Poems by William S. Barnes


 

exactitude

 

what is drawn out from within
precisely—as honeysuckle—yes!

what is nurtured there—long
white filament, slowly plucked.

as in: this single, evanescent,
glance.

it is a sip. sidelong. sunfall.

and the burnished green beneath.
ovate-smooth. net-veined.

as in night-comes-gleaming—yes,
the sea its jeweled breast, this

leaning into—arms wide, into. and
taste!—nothing but a starlit wooden boat.

 


beginning, fragments

 

I’ve seen the deer by the creekbank rise
like wind and flame upward together.

pine leaves fallen into sweetgrass
by the edge of the barn.

I didn’t tell you for a long time.
but I knew the sound. broken. unbroken.

it’s like a map, you said.
the crescent moon. the geese at twilight.

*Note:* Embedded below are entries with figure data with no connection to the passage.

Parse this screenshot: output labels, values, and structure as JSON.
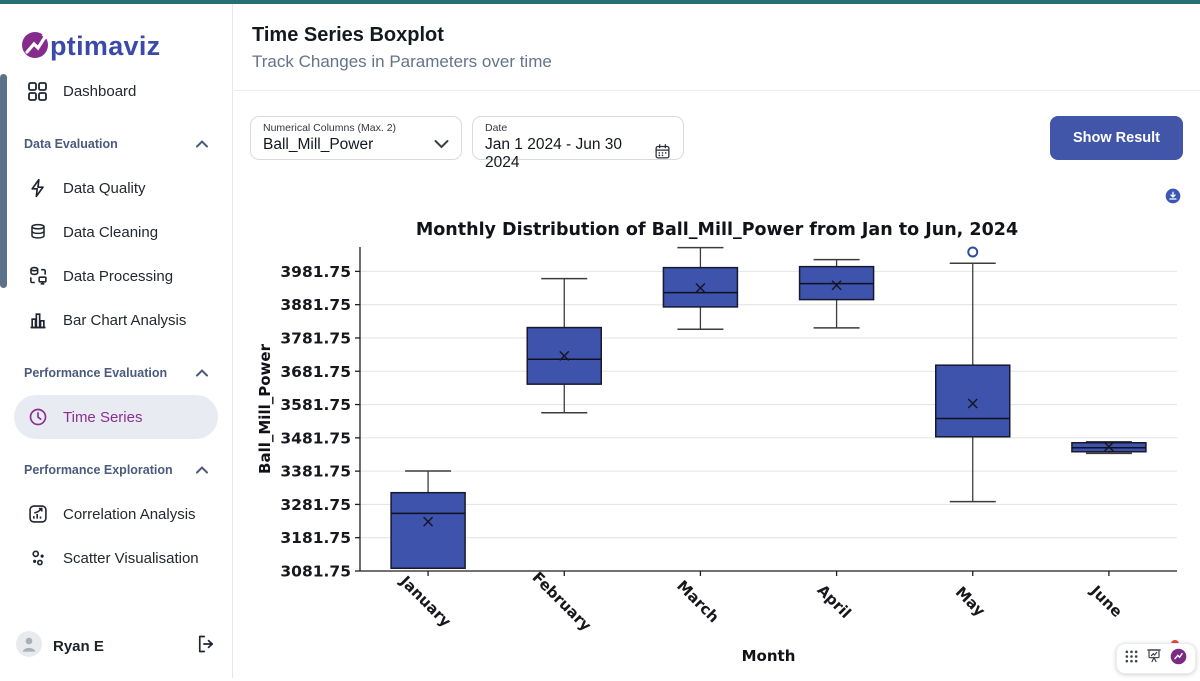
{
  "brand": {
    "name": "ptimaviz",
    "logo_icon": "optimaviz-logo"
  },
  "sidebar": {
    "dashboard_label": "Dashboard",
    "sections": [
      {
        "label": "Data Evaluation",
        "items": [
          {
            "label": "Data Quality",
            "icon": "zap-icon"
          },
          {
            "label": "Data Cleaning",
            "icon": "database-icon"
          },
          {
            "label": "Data Processing",
            "icon": "data-transfer-icon"
          },
          {
            "label": "Bar Chart Analysis",
            "icon": "bar-chart-icon"
          }
        ]
      },
      {
        "label": "Performance Evaluation",
        "items": [
          {
            "label": "Time Series",
            "icon": "clock-icon",
            "active": true
          }
        ]
      },
      {
        "label": "Performance Exploration",
        "items": [
          {
            "label": "Correlation Analysis",
            "icon": "correlation-icon"
          },
          {
            "label": "Scatter Visualisation",
            "icon": "scatter-icon"
          }
        ]
      }
    ],
    "user": {
      "name": "Ryan E",
      "logout_icon": "logout-icon"
    }
  },
  "header": {
    "title": "Time Series Boxplot",
    "subtitle": "Track Changes in Parameters over time"
  },
  "controls": {
    "numerical_columns": {
      "label": "Numerical Columns (Max. 2)",
      "value": "Ball_Mill_Power",
      "icon": "chevron-down-icon"
    },
    "date": {
      "label": "Date",
      "value": "Jan 1 2024 - Jun 30 2024",
      "icon": "calendar-icon"
    },
    "show_result_label": "Show Result",
    "download_icon": "download-icon"
  },
  "colors": {
    "topbar_teal": "#276e72",
    "brand_indigo": "#3b4aa8",
    "brand_purple": "#8a2f90",
    "button_blue": "#4156a8",
    "box_fill": "#3d53ac",
    "active_pill": "#e9ebf3"
  },
  "chart_data": {
    "type": "boxplot",
    "title": "Monthly Distribution of Ball_Mill_Power from Jan to Jun, 2024",
    "xlabel": "Month",
    "ylabel": "Ball_Mill_Power",
    "categories": [
      "January",
      "February",
      "March",
      "April",
      "May",
      "June"
    ],
    "yticks": [
      3081.75,
      3181.75,
      3281.75,
      3381.75,
      3481.75,
      3581.75,
      3681.75,
      3781.75,
      3881.75,
      3981.75
    ],
    "ylim": [
      3081.75,
      4055
    ],
    "grid": "horizontal",
    "box_color": "#3d53ac",
    "series": [
      {
        "month": "January",
        "whisker_low": 3090,
        "q1": 3090,
        "median": 3255,
        "q3": 3317,
        "whisker_high": 3382,
        "mean": 3230,
        "outliers": []
      },
      {
        "month": "February",
        "whisker_low": 3557,
        "q1": 3643,
        "median": 3718,
        "q3": 3813,
        "whisker_high": 3960,
        "mean": 3728,
        "outliers": []
      },
      {
        "month": "March",
        "whisker_low": 3808,
        "q1": 3875,
        "median": 3918,
        "q3": 3993,
        "whisker_high": 4053,
        "mean": 3932,
        "outliers": []
      },
      {
        "month": "April",
        "whisker_low": 3812,
        "q1": 3897,
        "median": 3945,
        "q3": 3996,
        "whisker_high": 4017,
        "mean": 3940,
        "outliers": []
      },
      {
        "month": "May",
        "whisker_low": 3290,
        "q1": 3485,
        "median": 3540,
        "q3": 3700,
        "whisker_high": 4006,
        "mean": 3585,
        "outliers": [
          4040
        ]
      },
      {
        "month": "June",
        "whisker_low": 3435,
        "q1": 3440,
        "median": 3452,
        "q3": 3467,
        "whisker_high": 3470,
        "mean": 3455,
        "outliers": []
      }
    ]
  }
}
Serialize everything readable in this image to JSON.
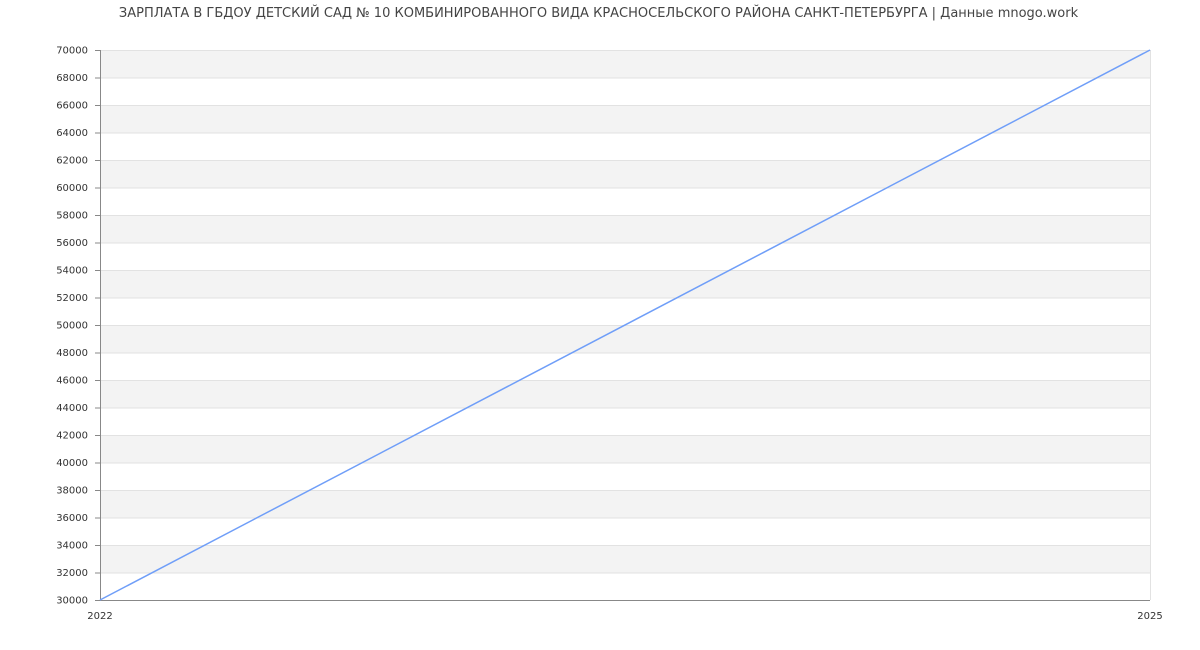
{
  "chart_data": {
    "type": "line",
    "title": "ЗАРПЛАТА В ГБДОУ ДЕТСКИЙ САД № 10 КОМБИНИРОВАННОГО ВИДА КРАСНОСЕЛЬСКОГО РАЙОНА САНКТ-ПЕТЕРБУРГА | Данные mnogo.work",
    "xlabel": "",
    "ylabel": "",
    "x": [
      2022,
      2025
    ],
    "series": [
      {
        "values": [
          30000,
          70000
        ],
        "color": "#6f9ef8"
      }
    ],
    "xlim": [
      2022,
      2025
    ],
    "ylim": [
      30000,
      70000
    ],
    "x_ticks": [
      "2022",
      "2025"
    ],
    "y_ticks": [
      "30000",
      "32000",
      "34000",
      "36000",
      "38000",
      "40000",
      "42000",
      "44000",
      "46000",
      "48000",
      "50000",
      "52000",
      "54000",
      "56000",
      "58000",
      "60000",
      "62000",
      "64000",
      "66000",
      "68000",
      "70000"
    ],
    "grid": true,
    "band_color": "#f3f3f3",
    "legend": "none"
  }
}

the shadows of the branches of the trees.
written. and close.

 

Note: The poem alludes to fragments from Emily Dickinson’s Third ‘Master Letter’; Sappho fragment 102 (translated by Anne Carson), and Shakespeare’s Romeo and Juliet. The phrase “like wind and flame upward together” is taken from Rumi in The Soul of Rumi, A New Collection of Ecstatic Poems, translated by Coleman Barks, Harper Collins, New York, NY, 2001, p. 350.


William S. Barnes is a botanist and poet living in New Mexico. He works for the NM State Land Office on climate change and conservation policy. His most recent work has been published in Bangalore, Comstock, Mudfish and Ocotillo Reviews.